Here, the Magistrate Judge found that Plaintiff's claims were time-barred since the actions he complains of occurred during his trial, which concluded in 2007, and Plaintiff did not file his Complaint until 2011, well beyond the two-year statute of limitations for personal injury under Pennsylvania law. However, Plaintiff in his Objections contends that he did not learn of the violations of his rights until he received the file from the Clerk of Records in August 2009. However, the violations Plaintiff cites in his Complaint, e.g. lack of an Indictment, etc., would have been known to Plaintiff at the time of his criminal trial. Therefore, the Court agrees with the Magistrate Judge that Plaintiff's Complaint is time-barred.

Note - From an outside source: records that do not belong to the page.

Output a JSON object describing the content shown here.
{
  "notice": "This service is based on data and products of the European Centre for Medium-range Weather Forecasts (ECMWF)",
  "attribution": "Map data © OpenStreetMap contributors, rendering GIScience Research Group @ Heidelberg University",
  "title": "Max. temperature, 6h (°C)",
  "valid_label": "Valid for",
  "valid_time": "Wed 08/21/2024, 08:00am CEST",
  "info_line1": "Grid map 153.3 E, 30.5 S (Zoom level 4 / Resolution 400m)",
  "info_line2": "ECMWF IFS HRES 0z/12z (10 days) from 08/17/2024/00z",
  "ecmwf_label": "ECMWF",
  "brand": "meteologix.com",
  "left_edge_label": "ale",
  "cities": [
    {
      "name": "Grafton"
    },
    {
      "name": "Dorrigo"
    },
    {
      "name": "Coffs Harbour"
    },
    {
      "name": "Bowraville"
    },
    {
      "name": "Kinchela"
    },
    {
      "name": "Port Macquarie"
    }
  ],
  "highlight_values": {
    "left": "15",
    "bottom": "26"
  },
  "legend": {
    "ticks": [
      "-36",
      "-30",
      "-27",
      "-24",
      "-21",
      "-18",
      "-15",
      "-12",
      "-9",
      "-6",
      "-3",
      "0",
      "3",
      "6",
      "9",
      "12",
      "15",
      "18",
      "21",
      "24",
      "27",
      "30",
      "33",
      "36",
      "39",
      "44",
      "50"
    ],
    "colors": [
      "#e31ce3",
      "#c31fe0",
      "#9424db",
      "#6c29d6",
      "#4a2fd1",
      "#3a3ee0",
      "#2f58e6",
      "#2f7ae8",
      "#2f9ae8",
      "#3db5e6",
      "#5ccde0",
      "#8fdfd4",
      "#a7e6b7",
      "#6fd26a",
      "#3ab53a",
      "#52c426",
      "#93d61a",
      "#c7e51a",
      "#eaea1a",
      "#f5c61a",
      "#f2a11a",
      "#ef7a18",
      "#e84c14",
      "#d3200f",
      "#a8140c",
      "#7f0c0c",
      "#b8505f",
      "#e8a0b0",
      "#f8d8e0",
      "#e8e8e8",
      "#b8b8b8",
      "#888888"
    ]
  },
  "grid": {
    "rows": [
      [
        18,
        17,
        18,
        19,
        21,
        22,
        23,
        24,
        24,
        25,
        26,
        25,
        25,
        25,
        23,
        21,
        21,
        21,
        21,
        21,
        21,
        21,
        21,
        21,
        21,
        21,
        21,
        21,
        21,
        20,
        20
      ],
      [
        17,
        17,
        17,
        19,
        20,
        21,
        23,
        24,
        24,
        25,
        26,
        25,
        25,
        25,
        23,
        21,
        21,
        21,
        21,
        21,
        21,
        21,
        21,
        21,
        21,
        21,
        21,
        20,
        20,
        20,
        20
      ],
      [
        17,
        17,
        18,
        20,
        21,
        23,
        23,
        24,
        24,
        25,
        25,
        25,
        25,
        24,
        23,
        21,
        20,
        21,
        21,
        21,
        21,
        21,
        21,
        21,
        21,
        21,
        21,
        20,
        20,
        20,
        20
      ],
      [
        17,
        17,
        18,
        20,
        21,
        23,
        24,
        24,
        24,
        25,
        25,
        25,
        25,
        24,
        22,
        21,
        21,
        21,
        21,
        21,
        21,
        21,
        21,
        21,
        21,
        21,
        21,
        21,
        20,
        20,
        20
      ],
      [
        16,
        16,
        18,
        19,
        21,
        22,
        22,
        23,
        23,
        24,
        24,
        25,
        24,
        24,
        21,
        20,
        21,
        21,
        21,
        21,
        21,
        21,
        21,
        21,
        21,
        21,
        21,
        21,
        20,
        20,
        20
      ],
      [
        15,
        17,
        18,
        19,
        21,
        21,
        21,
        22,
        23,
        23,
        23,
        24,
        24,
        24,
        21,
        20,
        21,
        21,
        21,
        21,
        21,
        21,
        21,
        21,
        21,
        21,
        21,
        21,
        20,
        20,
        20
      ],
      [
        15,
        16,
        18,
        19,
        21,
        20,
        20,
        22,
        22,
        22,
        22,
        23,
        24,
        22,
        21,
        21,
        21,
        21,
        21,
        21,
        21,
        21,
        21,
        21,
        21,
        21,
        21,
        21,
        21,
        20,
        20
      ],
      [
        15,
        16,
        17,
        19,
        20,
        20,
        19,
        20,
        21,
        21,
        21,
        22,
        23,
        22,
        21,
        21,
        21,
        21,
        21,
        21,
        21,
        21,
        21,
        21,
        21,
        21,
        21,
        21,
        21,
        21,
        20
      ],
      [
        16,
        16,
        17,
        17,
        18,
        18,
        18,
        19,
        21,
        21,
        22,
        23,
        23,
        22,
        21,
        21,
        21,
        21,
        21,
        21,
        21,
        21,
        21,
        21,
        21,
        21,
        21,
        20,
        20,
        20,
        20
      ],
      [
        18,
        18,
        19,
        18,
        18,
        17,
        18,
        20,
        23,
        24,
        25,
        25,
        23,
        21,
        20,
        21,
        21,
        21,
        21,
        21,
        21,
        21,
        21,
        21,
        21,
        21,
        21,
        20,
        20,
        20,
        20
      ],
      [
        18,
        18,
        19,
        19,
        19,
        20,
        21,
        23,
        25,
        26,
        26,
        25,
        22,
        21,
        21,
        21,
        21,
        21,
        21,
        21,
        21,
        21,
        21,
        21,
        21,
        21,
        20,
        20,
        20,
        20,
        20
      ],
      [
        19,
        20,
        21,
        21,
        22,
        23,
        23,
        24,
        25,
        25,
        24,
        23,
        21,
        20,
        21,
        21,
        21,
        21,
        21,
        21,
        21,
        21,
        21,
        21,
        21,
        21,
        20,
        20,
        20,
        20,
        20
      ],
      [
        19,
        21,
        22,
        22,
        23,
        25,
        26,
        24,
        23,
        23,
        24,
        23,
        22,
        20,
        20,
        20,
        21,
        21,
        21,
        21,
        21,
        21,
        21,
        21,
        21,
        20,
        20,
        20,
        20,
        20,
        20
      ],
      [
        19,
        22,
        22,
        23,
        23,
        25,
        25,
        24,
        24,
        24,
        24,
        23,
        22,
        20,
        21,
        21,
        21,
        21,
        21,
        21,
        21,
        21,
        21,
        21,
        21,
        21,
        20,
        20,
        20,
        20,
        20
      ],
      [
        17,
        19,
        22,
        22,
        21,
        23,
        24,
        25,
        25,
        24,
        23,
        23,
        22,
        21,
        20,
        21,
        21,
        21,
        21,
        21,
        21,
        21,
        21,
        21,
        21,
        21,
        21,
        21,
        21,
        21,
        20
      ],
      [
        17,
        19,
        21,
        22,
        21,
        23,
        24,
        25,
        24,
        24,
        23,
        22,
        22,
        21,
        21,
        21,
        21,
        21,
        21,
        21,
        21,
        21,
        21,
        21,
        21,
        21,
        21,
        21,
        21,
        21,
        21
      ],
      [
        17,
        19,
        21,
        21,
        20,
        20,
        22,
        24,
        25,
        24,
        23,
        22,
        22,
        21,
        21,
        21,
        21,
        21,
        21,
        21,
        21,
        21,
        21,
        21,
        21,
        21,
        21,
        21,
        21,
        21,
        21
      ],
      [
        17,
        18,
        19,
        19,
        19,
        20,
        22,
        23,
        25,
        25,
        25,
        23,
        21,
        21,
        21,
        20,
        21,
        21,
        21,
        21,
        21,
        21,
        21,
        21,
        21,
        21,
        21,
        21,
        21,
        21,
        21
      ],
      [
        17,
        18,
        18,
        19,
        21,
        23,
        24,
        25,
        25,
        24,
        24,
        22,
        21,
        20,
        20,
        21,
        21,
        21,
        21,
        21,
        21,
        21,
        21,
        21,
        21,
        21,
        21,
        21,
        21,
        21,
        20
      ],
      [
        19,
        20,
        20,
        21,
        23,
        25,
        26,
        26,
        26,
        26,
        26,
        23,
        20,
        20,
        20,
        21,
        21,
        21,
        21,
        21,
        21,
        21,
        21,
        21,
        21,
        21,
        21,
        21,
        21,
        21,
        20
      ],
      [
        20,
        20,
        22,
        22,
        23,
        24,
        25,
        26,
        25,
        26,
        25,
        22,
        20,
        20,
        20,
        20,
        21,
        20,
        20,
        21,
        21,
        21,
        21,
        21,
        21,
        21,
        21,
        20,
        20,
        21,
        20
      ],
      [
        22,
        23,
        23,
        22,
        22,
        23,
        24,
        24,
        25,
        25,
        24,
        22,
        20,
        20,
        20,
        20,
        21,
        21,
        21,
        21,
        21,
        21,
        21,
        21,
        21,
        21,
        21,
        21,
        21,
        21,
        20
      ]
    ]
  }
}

Finally, even assuming arguendo that Plaintiff's Complaint was not time-barred, Defendant Geroulo is entitled to judicial immunity and Defendant Lynott is entitled to prosecutorial immunity.

The United States Supreme Court has long recognized that officials performing judicial, quasi-judicial, and prosecutorial functions are entitled to some protection from personal liability for acts taken in their official capacities. Thus, the Court has held that both judges, Mireles v. Waco, 502 U.S. 9 (1991), and prosecutors, Imbler v. Pachtman, 424 U.S. 409, 427 (1976), are entitled to immunity for actions they take as part of their official duties. For judicial immunity to apply, only two requirements must be met: 1) jurisdiction over the dispute, and 2) a judicial act. Wallace v. Powell, No. 3:09-cv-286, 2009 WL 4051974, at *7 (M.D. Pa. Nov. 20, 2009). As to the first, a judge is not immune only when he has acted in the "clear absence of all jurisdiction." Stump v. Sparkman, 435 U.S. 349 (1978) (citation omitted). As to the second prong, judicial immunity extends only to "judicial acts," not administrative, executive, or legislative ones. Id. at 360--61, 98 S.Ct. 1099. Prosecutors, on the other hand, have absolute immunity for conduct necessary to preparation and prosecution of a case. These requirements being met here, Defendant Geroulo, the judge in Plaintiff's criminal trial, is entitled to judicial immunity and Defendant Lynott, the prosecutor in Plaintiff's criminal trial, is entitled to prosecutorial immunity.


For the reasons stated above, the Magistrate Judge's R&R will be adopted in full and Plaintiff's Complaint will be dismissed without prejudice. If Plaintiff intends to file a habeas corpus petition pursuant to 28 U.S.C. § 2254, he would be well-advised to follow the useful procedural roadmap provided by Magistrate Judge Carlson in his R&R. An appropriate order follows.

A. Richard Caputo United States District Judge


DION A. TEMPLE, Plaintiff, v. VITO GEROULO, Defendant.

CIVIL ACTION NO. 3:11-cv-79



ORDER NOW, this 25th day of April, 2011, after consideration of Magistrate Judge Carlson's Report and Recommendation (Doc. 10) recommending that Plaintiff's Motion to Proceed in forma pauperis (Doc. 2) be granted solely for purposes of filing this action and that Plaintiff's Complaint (Doc. 1) be dismissed without prejudice, as well as Plaintiff's Objections, IT IS HEREBY ORDERED THAT:

1. Plaintiff's Motion to Proceed in forma pauperis is GRANTED solely for the purposes of filing this action.

2. Plaintiff's Objections to the Magistrate Judge's Report and Recommendation are OVERRULED.

3. The Report and Recommendation is ADOPTED.

4. The Complaint is DISMISSED without prejudice.